The 7-ELEVEN convenience store was founded in 1927 by the Southland Corporation. Originally, it focused on selling ice, milk, and eggs. In a groundbreaking move in 1946, the Southland Corporation extended their operating hours from 7 a.m. to 11 p.m., which led to the iconic name of 7-ELEVEN. Finally, on April 28, 1999, the Southland Corporation officially changed its name to 7-ELEVEN INC.
7-ELEVEN is currently operating in more than 20 countries and regions, serving a diverse group of 200 million customers with around-the-clock service. This global presence has greatly enhanced the reputation and success of 7-ELEVEN as both a top-notch business and brand. Furthermore, Michael Porter’s Five Forces model examines factors such as the ease of entering the market, the threat of alternative products, the bargaining power of buyers and suppliers, and the level of competition within the industry.
7-Eleven possesses a competitive advantage by leveraging these five forces.
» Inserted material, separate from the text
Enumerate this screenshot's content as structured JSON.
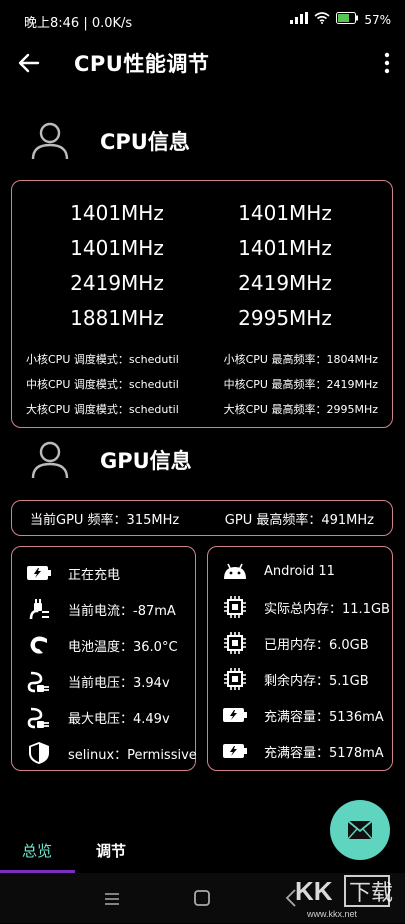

It effectively heightens the barrier of entry for potential rivals aiming to tap into the convenience store industry, as they would need a substantial capital investment to incorporate the RIS and remain competitive. Additionally, if we consider the hypothetical scenario where 7-Eleven was the inaugural player in the market, it could have potentially forged agreements with the government to prevent other 24-hour convenience stores from entering the market during a specified timeframe, much like Astro did. This would create a monopoly-like market environment for 7-Eleven in the initial stages, enabling it to secure a larger market share.
The RIS 7-Eleven has improved its technology to enhance service quality, preventing customers from switching to competitors like KK-Mart or Hop-In. Additionally, 7-Eleven’s customers’ dependency contributes to the bargaining power of buyers.